Dopo che Andres Fogh Rasmussen, segretario generale della NATO, ha parzialmente smentito le affermazioni del governo ucraino – lunedì era stata diffusa la notizia che le truppe russe al confine con il territorio di Kiev si stavano gradualmente ritirando – non potendo confermare il ripiegamento dell’esercito di Mosca, i vertici dell’Alleanza Atlantica hanno comunicato che “dopo la sospensione degli aspetti pratici della collaborazione con la Russia, si procederà a un ulteriore approfondimento della revisione”, annunciando una profonda spaccatura nei rapporti di collaborazione strategico-militare con la Russia stessa.
“Molto dipenderà dall’evolversi della situazione (in Crimea, ndr) – ha precisato Rasmussen – ma non verrà tollerata nessuna minaccia di aggressione a paesi membri della NATO”: sembra che il segretario del patto atlantico voglia tranquillizzare in primis le Repubbliche Baltiche, visto che l’Ucraina di fatto non fa parte dell’organizzazione politico-militare.
Tuttavia “Mosca ha palesato la volontà di voler modificare le frontiere attraverso l’uso della forza” quindi “la NATO fornirà all’Ucraina i mezzi per aumentare la propria capacità difensiva”, questa Estate, come ha detto l’attuale Presidente della Repubblica ad interim Turchynov, le forze della NATO condurranno delle esercitazioni in concerto con l’esercito ucraino.
Kiev sempre più nell’orbita occidentale e lontana dalla Russia quindi, anche se non mancano i segnali di distensione verso Mosca: oggi la Rada ha approvato un provvedimento contro il gruppo militare, “braccio” delle rivolte di Piazza Maidan, “settore destro” contro il quale già da tempo le autorità centrali aveva deciso di condurre una dura repressione.
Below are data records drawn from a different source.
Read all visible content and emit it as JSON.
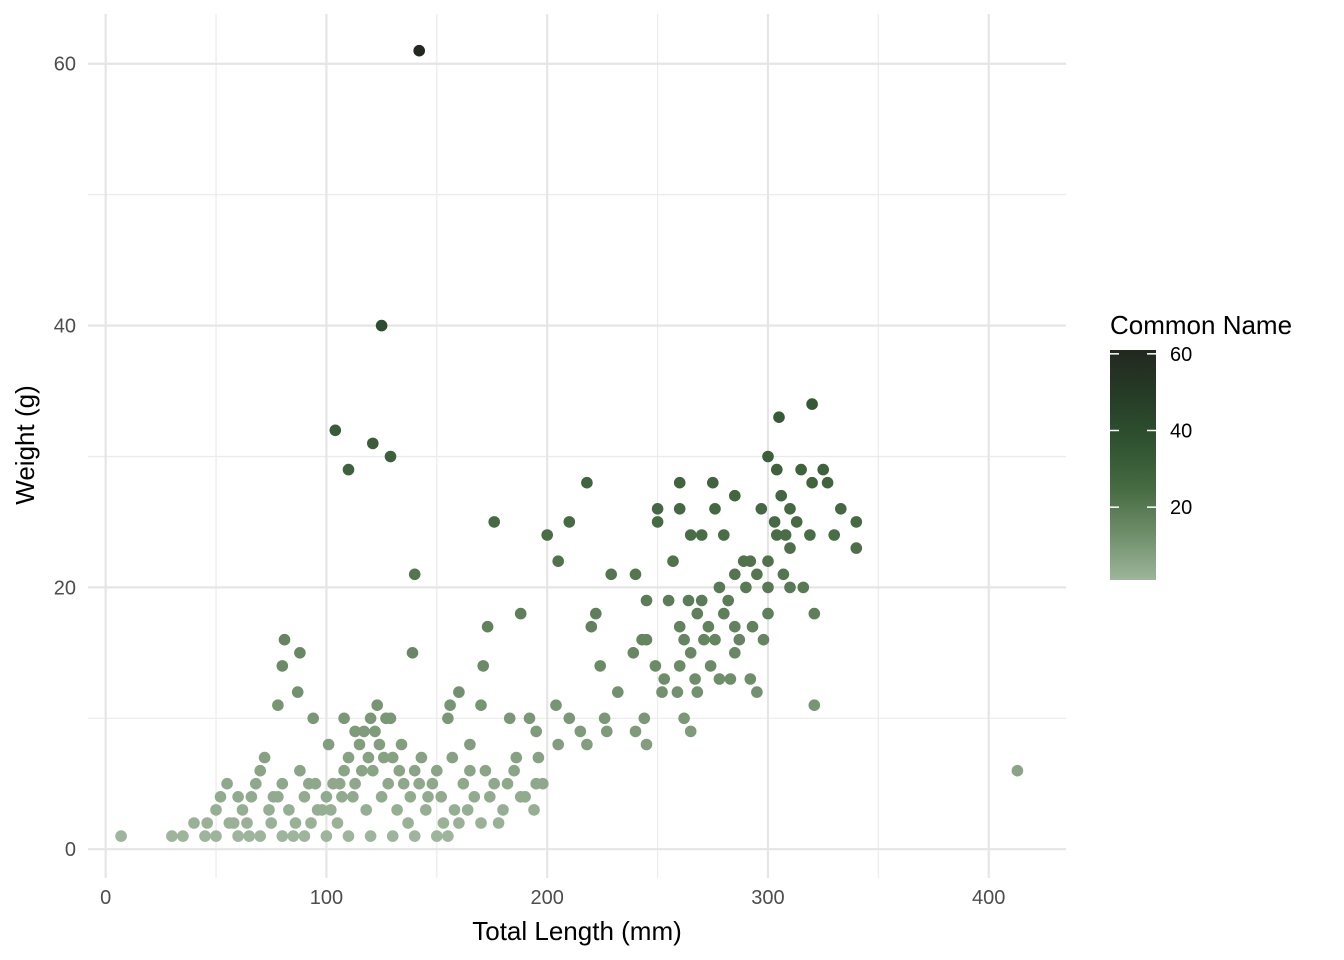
{
  "chart_data": {
    "type": "scatter",
    "xlabel": "Total Length (mm)",
    "ylabel": "Weight (g)",
    "xlim": [
      -8,
      435
    ],
    "ylim": [
      -2.2,
      63.8
    ],
    "x_ticks": [
      0,
      100,
      200,
      300,
      400
    ],
    "y_ticks": [
      0,
      20,
      40,
      60
    ],
    "grid": true,
    "legend": {
      "title": "Common Name",
      "position": "right",
      "type": "colorbar",
      "range": [
        1,
        61
      ],
      "ticks": [
        20,
        40,
        60
      ],
      "colors": [
        "#9db59a",
        "#6e8e6a",
        "#466a42",
        "#2f5230",
        "#263c27",
        "#22281f"
      ]
    },
    "color_by": "y",
    "points": [
      [
        142,
        61
      ],
      [
        125,
        40
      ],
      [
        104,
        32
      ],
      [
        121,
        31
      ],
      [
        110,
        29
      ],
      [
        129,
        30
      ],
      [
        140,
        21
      ],
      [
        139,
        15
      ],
      [
        81,
        16
      ],
      [
        80,
        14
      ],
      [
        88,
        15
      ],
      [
        87,
        12
      ],
      [
        78,
        11
      ],
      [
        94,
        10
      ],
      [
        101,
        8
      ],
      [
        176,
        25
      ],
      [
        188,
        18
      ],
      [
        173,
        17
      ],
      [
        171,
        14
      ],
      [
        160,
        12
      ],
      [
        156,
        11
      ],
      [
        155,
        10
      ],
      [
        170,
        11
      ],
      [
        165,
        8
      ],
      [
        200,
        24
      ],
      [
        218,
        28
      ],
      [
        210,
        25
      ],
      [
        205,
        22
      ],
      [
        220,
        17
      ],
      [
        222,
        18
      ],
      [
        229,
        21
      ],
      [
        240,
        21
      ],
      [
        250,
        26
      ],
      [
        260,
        28
      ],
      [
        250,
        25
      ],
      [
        257,
        22
      ],
      [
        260,
        26
      ],
      [
        265,
        24
      ],
      [
        270,
        24
      ],
      [
        275,
        28
      ],
      [
        276,
        26
      ],
      [
        280,
        24
      ],
      [
        285,
        27
      ],
      [
        297,
        26
      ],
      [
        300,
        30
      ],
      [
        305,
        33
      ],
      [
        320,
        34
      ],
      [
        304,
        29
      ],
      [
        315,
        29
      ],
      [
        325,
        29
      ],
      [
        306,
        27
      ],
      [
        310,
        26
      ],
      [
        303,
        25
      ],
      [
        313,
        25
      ],
      [
        320,
        28
      ],
      [
        327,
        28
      ],
      [
        333,
        26
      ],
      [
        340,
        25
      ],
      [
        340,
        23
      ],
      [
        330,
        24
      ],
      [
        319,
        24
      ],
      [
        304,
        24
      ],
      [
        308,
        24
      ],
      [
        310,
        23
      ],
      [
        300,
        22
      ],
      [
        292,
        22
      ],
      [
        289,
        22
      ],
      [
        285,
        21
      ],
      [
        295,
        21
      ],
      [
        307,
        21
      ],
      [
        316,
        20
      ],
      [
        300,
        20
      ],
      [
        310,
        20
      ],
      [
        290,
        20
      ],
      [
        278,
        20
      ],
      [
        282,
        19
      ],
      [
        270,
        19
      ],
      [
        264,
        19
      ],
      [
        255,
        19
      ],
      [
        245,
        19
      ],
      [
        260,
        17
      ],
      [
        273,
        17
      ],
      [
        285,
        17
      ],
      [
        293,
        17
      ],
      [
        300,
        18
      ],
      [
        321,
        18
      ],
      [
        268,
        18
      ],
      [
        280,
        18
      ],
      [
        262,
        16
      ],
      [
        271,
        16
      ],
      [
        276,
        16
      ],
      [
        287,
        16
      ],
      [
        298,
        16
      ],
      [
        243,
        16
      ],
      [
        245,
        16
      ],
      [
        265,
        15
      ],
      [
        239,
        15
      ],
      [
        285,
        15
      ],
      [
        260,
        14
      ],
      [
        274,
        14
      ],
      [
        224,
        14
      ],
      [
        249,
        14
      ],
      [
        253,
        13
      ],
      [
        267,
        13
      ],
      [
        278,
        13
      ],
      [
        283,
        13
      ],
      [
        292,
        13
      ],
      [
        252,
        12
      ],
      [
        259,
        12
      ],
      [
        268,
        12
      ],
      [
        295,
        12
      ],
      [
        232,
        12
      ],
      [
        321,
        11
      ],
      [
        204,
        11
      ],
      [
        210,
        10
      ],
      [
        226,
        10
      ],
      [
        244,
        10
      ],
      [
        262,
        10
      ],
      [
        192,
        10
      ],
      [
        183,
        10
      ],
      [
        195,
        9
      ],
      [
        215,
        9
      ],
      [
        227,
        9
      ],
      [
        240,
        9
      ],
      [
        265,
        9
      ],
      [
        205,
        8
      ],
      [
        245,
        8
      ],
      [
        218,
        8
      ],
      [
        413,
        6
      ],
      [
        7,
        1
      ],
      [
        30,
        1
      ],
      [
        35,
        1
      ],
      [
        40,
        2
      ],
      [
        45,
        1
      ],
      [
        50,
        3
      ],
      [
        52,
        4
      ],
      [
        55,
        5
      ],
      [
        58,
        2
      ],
      [
        60,
        4
      ],
      [
        62,
        3
      ],
      [
        65,
        1
      ],
      [
        68,
        5
      ],
      [
        70,
        6
      ],
      [
        72,
        7
      ],
      [
        75,
        2
      ],
      [
        78,
        4
      ],
      [
        80,
        5
      ],
      [
        83,
        3
      ],
      [
        85,
        1
      ],
      [
        88,
        6
      ],
      [
        90,
        4
      ],
      [
        93,
        2
      ],
      [
        95,
        5
      ],
      [
        98,
        3
      ],
      [
        100,
        4
      ],
      [
        103,
        5
      ],
      [
        105,
        2
      ],
      [
        108,
        6
      ],
      [
        110,
        7
      ],
      [
        113,
        5
      ],
      [
        115,
        8
      ],
      [
        117,
        9
      ],
      [
        120,
        10
      ],
      [
        122,
        9
      ],
      [
        124,
        8
      ],
      [
        127,
        10
      ],
      [
        130,
        7
      ],
      [
        133,
        6
      ],
      [
        135,
        5
      ],
      [
        138,
        4
      ],
      [
        140,
        6
      ],
      [
        143,
        7
      ],
      [
        145,
        3
      ],
      [
        148,
        5
      ],
      [
        150,
        6
      ],
      [
        153,
        2
      ],
      [
        155,
        1
      ],
      [
        158,
        3
      ],
      [
        162,
        5
      ],
      [
        167,
        4
      ],
      [
        172,
        6
      ],
      [
        176,
        5
      ],
      [
        180,
        3
      ],
      [
        185,
        6
      ],
      [
        190,
        4
      ],
      [
        195,
        5
      ],
      [
        178,
        2
      ],
      [
        170,
        2
      ],
      [
        160,
        2
      ],
      [
        150,
        1
      ],
      [
        140,
        1
      ],
      [
        130,
        1
      ],
      [
        120,
        1
      ],
      [
        110,
        1
      ],
      [
        100,
        1
      ],
      [
        90,
        1
      ],
      [
        80,
        1
      ],
      [
        70,
        1
      ],
      [
        60,
        1
      ],
      [
        50,
        1
      ],
      [
        112,
        4
      ],
      [
        118,
        3
      ],
      [
        125,
        4
      ],
      [
        132,
        3
      ],
      [
        137,
        2
      ],
      [
        128,
        5
      ],
      [
        96,
        3
      ],
      [
        86,
        2
      ],
      [
        74,
        3
      ],
      [
        64,
        2
      ],
      [
        56,
        2
      ],
      [
        46,
        2
      ],
      [
        66,
        4
      ],
      [
        76,
        4
      ],
      [
        92,
        5
      ],
      [
        102,
        3
      ],
      [
        107,
        4
      ],
      [
        121,
        6
      ],
      [
        126,
        7
      ],
      [
        116,
        6
      ],
      [
        106,
        5
      ],
      [
        142,
        5
      ],
      [
        146,
        4
      ],
      [
        152,
        4
      ],
      [
        164,
        3
      ],
      [
        174,
        4
      ],
      [
        182,
        5
      ],
      [
        188,
        4
      ],
      [
        194,
        3
      ],
      [
        198,
        5
      ],
      [
        186,
        7
      ],
      [
        196,
        7
      ],
      [
        165,
        6
      ],
      [
        157,
        7
      ],
      [
        134,
        8
      ],
      [
        123,
        11
      ],
      [
        129,
        10
      ],
      [
        113,
        9
      ],
      [
        108,
        10
      ],
      [
        119,
        7
      ]
    ]
  }
}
Da Mosca, stamane, era arrivata una doccia fredda per l’Ucraina: Gazprom ha annunciato la “fine degli sconti” sulle forniture di metano all’Ucraina.
Il prezzo di 1.000 m3 di metano balza da 268,5 dollari a 385,5 dollari.
“Lo sconto di Dicembre non può più essere applicato (rifiutando di aderire all’UE, Yanukovich, aveva ottenuto un sostanzioso ribasso, ndr)”, ha detto il numero uno del colosso russo del gas, Aleksey Miller, a causa dei mancati pagamenti da parte ucraina (debito di 1 miliardo e 900 milioni di dollari).
Una decisione attesa, ma che apre un nuovo fronte di emergenza per le disastrate casse dello Stato ucraino: che ha deciso di aumentare del 10% le tasse sul transito di gas sul proprio territorio come previsto nel contratto sottoscritto con Gazprom nel 2009, mentre la sicurezza energetica – l’Ucraina dipende dalla Russia per più di metà del proprio fabbisogno energetico – dovrebbe derivargli dalla deviazione di due miliardi di m3 di gas dall’Ungheria.
Il problema energetico colpirà anche la Crimea che dipende dall’Ucraina per l’85% delle forniture di elettricità e per il 90% di quelle di acqua potabile: Mosca sta pensando di costruire un gasdotto sottomarino da Anapa, sulla costa russa del Mar Nero. Il costo, ha detto il ministro russo Novak, verrebbe coperto da Gazprom, che parteciperà anche all’asta per la privatizzazione della compagnia energetica di Crimea, Chernomorneftegaz.